Abstract Search

ISEF | Projects Database | Finalist Abstract

Back to Search Results | Print PDF

ViGAR: Viral Genome Annotation with Recurrent Neural Networks - Facilitating Drug Therapy Research for Thousands of Understudied Viruses

Booth Id:
CBIO045

Category:
Computational Biology and Bioinformatics

Year:
2024

Finalist Names:
Gupta, Ritvik (School: Johnston High School)

Abstract:
Globally, numerous living organisms suffer from viral infections. Genome annotation is the process of mapping coding-sequences (CDS) of a genome.
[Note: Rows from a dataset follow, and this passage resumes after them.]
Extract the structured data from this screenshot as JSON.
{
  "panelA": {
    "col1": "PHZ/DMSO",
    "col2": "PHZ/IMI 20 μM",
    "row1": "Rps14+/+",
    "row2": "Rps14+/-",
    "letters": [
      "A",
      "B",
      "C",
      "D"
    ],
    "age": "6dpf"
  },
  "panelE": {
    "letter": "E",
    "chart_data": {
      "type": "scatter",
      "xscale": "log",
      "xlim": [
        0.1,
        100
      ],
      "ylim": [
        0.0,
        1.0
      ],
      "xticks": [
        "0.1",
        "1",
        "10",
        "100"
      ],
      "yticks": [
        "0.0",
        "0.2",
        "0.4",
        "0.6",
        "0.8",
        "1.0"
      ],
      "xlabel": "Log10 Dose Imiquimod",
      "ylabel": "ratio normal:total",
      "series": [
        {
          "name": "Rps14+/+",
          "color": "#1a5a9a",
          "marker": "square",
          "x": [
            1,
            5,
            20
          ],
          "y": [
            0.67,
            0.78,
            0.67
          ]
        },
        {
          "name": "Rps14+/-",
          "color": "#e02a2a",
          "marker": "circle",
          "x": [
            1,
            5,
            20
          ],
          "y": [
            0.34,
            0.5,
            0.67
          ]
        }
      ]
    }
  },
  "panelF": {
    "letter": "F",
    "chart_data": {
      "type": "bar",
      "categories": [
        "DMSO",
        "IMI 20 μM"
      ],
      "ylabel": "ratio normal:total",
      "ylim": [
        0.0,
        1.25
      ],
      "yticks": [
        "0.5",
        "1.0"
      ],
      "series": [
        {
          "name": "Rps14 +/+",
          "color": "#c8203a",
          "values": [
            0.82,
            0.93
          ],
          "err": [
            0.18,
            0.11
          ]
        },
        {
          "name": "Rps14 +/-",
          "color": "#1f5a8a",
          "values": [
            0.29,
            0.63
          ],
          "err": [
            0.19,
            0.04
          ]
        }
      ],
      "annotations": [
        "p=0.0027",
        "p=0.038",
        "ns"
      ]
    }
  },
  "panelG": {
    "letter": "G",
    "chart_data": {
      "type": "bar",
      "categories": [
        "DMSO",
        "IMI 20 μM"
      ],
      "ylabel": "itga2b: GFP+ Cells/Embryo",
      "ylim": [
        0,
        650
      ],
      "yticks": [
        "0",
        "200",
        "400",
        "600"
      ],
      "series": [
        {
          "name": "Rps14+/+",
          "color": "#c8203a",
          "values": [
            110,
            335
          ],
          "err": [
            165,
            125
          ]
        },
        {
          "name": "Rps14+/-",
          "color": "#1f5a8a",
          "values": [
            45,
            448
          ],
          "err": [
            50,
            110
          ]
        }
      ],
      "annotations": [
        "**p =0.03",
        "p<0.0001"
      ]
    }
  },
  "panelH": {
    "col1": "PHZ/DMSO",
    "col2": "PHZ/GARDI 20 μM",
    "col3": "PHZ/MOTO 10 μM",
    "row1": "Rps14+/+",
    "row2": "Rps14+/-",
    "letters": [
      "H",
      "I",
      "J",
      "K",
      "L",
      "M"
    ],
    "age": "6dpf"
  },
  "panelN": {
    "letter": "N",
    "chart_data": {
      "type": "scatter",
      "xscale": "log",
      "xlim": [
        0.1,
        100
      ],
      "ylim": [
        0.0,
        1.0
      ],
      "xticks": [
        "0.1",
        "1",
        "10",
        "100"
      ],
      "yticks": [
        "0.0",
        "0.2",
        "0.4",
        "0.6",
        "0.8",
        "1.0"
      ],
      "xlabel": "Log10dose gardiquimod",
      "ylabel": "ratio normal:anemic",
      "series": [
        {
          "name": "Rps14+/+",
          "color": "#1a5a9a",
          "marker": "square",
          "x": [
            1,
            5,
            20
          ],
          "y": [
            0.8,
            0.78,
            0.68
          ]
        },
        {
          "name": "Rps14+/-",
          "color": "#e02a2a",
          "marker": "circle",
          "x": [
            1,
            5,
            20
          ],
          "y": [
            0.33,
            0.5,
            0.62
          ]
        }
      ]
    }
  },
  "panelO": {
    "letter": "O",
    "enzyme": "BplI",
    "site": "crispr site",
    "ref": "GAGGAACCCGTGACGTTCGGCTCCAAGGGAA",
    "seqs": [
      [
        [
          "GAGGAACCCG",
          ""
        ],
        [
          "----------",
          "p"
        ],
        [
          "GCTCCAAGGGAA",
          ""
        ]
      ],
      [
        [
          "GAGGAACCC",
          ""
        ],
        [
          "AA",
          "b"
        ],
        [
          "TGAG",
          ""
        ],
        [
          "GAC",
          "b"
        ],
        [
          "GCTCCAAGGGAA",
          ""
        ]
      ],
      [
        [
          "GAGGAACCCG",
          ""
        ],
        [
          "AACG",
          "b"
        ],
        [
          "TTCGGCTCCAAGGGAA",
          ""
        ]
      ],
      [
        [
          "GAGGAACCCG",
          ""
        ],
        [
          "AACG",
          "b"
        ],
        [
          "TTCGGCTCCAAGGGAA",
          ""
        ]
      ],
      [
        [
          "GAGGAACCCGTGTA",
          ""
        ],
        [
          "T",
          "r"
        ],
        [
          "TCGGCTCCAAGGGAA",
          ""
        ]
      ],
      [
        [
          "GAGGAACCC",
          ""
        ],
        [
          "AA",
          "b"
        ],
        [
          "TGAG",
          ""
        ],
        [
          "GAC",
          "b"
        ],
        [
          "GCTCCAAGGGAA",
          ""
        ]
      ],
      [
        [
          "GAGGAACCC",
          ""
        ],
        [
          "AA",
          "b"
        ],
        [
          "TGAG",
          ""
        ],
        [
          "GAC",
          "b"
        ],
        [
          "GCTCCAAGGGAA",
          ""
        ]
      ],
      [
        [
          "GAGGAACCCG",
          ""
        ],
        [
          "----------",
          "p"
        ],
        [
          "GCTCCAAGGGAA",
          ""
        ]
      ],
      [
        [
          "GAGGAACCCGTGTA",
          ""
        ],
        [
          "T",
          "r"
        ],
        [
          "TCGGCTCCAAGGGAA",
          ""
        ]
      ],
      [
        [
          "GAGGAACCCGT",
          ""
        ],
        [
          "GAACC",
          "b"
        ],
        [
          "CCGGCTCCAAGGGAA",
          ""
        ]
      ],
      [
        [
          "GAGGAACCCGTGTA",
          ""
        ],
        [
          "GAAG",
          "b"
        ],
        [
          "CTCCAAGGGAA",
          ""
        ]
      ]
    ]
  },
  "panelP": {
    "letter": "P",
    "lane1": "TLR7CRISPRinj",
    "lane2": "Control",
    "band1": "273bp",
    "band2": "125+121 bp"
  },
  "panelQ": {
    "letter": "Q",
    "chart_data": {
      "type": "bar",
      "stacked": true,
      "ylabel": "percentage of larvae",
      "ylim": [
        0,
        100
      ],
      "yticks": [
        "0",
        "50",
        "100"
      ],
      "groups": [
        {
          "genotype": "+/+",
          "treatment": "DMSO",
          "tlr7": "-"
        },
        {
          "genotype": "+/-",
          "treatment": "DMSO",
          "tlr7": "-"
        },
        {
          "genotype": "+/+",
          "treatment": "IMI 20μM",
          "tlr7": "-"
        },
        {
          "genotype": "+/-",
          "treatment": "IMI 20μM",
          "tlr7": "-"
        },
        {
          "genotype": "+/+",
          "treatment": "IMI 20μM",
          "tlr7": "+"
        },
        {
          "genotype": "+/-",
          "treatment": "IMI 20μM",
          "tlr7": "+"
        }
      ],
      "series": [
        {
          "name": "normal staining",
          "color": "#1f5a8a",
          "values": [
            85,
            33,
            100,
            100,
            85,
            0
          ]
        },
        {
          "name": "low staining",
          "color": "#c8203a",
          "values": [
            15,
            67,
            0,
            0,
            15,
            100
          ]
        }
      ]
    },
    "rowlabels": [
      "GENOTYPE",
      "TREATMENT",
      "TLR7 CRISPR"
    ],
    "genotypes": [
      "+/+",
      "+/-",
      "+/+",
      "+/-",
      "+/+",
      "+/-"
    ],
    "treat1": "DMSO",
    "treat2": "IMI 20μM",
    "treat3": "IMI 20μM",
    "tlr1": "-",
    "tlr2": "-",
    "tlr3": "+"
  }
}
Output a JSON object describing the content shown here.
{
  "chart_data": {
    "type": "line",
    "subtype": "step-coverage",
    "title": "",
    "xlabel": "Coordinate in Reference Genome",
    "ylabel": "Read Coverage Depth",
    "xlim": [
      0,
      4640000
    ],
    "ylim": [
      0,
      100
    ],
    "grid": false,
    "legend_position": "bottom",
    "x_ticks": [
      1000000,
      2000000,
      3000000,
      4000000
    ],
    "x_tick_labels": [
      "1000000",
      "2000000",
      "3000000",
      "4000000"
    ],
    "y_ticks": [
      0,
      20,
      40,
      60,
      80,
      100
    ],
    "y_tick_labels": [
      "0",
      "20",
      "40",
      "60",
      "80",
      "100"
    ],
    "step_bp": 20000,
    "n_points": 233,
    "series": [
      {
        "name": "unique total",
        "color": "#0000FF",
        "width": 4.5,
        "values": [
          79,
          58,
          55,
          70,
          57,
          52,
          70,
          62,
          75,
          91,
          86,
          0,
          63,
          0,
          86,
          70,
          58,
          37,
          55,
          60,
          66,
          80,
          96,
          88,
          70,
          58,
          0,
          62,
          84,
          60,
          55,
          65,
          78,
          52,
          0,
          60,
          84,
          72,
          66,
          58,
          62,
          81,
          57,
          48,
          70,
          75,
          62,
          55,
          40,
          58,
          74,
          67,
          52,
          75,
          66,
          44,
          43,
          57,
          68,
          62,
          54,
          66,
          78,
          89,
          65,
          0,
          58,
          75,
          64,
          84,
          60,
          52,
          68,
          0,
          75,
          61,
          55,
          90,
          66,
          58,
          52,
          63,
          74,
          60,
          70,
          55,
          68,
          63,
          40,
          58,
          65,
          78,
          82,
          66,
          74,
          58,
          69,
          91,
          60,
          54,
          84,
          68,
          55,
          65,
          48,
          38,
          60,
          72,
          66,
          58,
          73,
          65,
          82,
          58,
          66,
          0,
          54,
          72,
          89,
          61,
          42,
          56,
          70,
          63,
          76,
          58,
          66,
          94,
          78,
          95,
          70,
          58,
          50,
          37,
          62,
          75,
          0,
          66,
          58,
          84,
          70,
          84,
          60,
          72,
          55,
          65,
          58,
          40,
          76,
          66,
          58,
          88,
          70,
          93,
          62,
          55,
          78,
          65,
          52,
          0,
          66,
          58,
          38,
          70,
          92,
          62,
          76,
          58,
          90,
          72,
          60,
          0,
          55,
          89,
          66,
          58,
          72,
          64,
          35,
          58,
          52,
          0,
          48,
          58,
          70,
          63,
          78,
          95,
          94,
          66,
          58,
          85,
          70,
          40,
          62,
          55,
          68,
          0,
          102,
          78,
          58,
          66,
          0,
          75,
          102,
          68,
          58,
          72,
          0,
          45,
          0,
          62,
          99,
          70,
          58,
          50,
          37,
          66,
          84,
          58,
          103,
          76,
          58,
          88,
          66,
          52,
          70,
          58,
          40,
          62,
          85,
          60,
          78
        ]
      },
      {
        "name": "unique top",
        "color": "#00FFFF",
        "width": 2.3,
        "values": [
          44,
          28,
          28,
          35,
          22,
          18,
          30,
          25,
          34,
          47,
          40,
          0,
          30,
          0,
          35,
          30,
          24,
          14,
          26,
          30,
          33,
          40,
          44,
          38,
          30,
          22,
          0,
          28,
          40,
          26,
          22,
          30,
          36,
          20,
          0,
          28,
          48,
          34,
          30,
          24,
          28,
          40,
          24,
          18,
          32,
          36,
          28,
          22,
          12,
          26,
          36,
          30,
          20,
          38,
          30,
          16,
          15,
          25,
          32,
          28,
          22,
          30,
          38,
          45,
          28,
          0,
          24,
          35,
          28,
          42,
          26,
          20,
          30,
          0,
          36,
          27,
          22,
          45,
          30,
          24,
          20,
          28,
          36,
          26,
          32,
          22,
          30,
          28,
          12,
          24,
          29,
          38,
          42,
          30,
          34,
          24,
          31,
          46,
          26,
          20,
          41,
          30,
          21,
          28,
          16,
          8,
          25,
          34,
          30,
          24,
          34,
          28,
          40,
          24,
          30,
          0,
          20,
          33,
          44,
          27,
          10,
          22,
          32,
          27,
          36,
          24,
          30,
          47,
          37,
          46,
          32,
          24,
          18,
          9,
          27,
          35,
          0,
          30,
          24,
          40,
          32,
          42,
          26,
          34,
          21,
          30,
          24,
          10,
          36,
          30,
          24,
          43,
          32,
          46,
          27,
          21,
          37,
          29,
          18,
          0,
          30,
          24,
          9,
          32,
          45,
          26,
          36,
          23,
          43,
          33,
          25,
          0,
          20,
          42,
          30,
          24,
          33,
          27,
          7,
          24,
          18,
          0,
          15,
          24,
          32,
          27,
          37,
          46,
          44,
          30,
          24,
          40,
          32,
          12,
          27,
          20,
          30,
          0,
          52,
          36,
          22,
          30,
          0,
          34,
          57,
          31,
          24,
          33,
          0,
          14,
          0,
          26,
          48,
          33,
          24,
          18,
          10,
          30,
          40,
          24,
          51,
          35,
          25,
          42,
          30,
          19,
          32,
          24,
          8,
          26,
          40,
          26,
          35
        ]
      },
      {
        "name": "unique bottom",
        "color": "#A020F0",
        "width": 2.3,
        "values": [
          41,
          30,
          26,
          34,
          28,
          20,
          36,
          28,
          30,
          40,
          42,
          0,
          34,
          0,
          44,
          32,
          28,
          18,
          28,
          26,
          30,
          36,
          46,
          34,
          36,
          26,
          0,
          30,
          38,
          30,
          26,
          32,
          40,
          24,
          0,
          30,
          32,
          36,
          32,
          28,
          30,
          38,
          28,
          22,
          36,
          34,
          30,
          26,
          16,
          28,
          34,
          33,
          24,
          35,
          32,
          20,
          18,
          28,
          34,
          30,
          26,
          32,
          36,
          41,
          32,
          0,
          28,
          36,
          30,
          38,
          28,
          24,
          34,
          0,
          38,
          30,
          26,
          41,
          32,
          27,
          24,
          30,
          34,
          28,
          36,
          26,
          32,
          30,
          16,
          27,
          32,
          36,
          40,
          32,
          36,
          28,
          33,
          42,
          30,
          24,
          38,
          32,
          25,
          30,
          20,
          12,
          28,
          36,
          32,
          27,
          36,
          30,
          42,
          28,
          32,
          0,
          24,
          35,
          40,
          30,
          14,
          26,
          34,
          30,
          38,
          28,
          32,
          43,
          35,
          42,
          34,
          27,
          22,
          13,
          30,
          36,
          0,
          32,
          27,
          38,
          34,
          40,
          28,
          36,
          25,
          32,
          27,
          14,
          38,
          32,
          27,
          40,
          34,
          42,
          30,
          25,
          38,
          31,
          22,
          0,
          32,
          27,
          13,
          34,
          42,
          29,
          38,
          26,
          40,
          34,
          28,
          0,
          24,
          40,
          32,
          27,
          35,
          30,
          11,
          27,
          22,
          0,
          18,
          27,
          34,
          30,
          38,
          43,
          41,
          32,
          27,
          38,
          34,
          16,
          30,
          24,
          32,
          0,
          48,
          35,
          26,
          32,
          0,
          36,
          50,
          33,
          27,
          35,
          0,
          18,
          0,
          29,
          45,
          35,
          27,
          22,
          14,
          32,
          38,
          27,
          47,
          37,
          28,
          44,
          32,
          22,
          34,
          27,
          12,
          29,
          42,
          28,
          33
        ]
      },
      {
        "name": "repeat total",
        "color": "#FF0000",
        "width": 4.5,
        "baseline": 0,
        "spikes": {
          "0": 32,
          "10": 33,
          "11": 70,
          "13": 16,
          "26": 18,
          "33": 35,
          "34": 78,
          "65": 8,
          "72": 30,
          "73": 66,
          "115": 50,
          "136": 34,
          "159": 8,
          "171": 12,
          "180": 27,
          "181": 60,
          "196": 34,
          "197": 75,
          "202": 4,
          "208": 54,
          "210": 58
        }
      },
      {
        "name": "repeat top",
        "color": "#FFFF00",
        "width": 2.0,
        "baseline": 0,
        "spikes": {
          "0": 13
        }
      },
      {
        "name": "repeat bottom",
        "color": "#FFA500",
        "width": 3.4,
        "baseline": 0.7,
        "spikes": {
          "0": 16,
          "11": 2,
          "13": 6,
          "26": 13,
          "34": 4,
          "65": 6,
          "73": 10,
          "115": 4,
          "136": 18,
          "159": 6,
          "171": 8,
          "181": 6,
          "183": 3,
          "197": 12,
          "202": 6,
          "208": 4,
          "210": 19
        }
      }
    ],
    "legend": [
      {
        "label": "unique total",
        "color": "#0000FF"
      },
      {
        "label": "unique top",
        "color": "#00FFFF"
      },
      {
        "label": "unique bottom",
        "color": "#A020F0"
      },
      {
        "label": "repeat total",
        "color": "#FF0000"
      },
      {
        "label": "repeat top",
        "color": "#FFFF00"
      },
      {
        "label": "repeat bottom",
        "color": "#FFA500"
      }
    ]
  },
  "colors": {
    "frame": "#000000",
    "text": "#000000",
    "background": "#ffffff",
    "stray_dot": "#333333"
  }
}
CDS are the portions of the genome that are translated into mRNA. An infected host cell will utilize this mRNA to synthesize the viral protiens. Understanding CDS locations within the genome aids researchers to unravel the virus's biology, identify the proteins it creates, and discover potential drug therapies. NCBI GenBank serves as a national repository for genomes. Presently, GenBank contains 83,909 viral genomes, yet only 38,567 of them are annotated. 45,342 viral genomes remain unannotated in GenBank, leaving a significant void in our comprehension of various viruses and their subsequent drug therapies. ViGAR (Viral Genome Annotation with Recurrent Neural Networks), helps address this gap. ViGAR utilizes a 2 layer stacked Bidirectional LSTM (bLSTM) network. Each bLSTM layer contained 256 units in both directions. Layer normalization was done between layers. The output layer was a 2 neuron TimeDistributed Dense layer with sigmoid activation. 14,819 genomes were downloaded from NCBI RefSeq to train the model. Data was preprocessed using one-hot encoding. ViGAR was evaluated on 3000 random samples. ViGAR excels at annotating CDS on viral genomes, achieving approximately 96% recall, 93% F-1 score, and 91% precision on test data. Additionally, ViGAR can annotate genome sequences virtually instantly. This research shows LSTMs can achieve higher accuracy and speed than traditional genome annotation models. ViGAR will facilitate fast and accurate drug therapy research for thousands of unannotated viral genomes.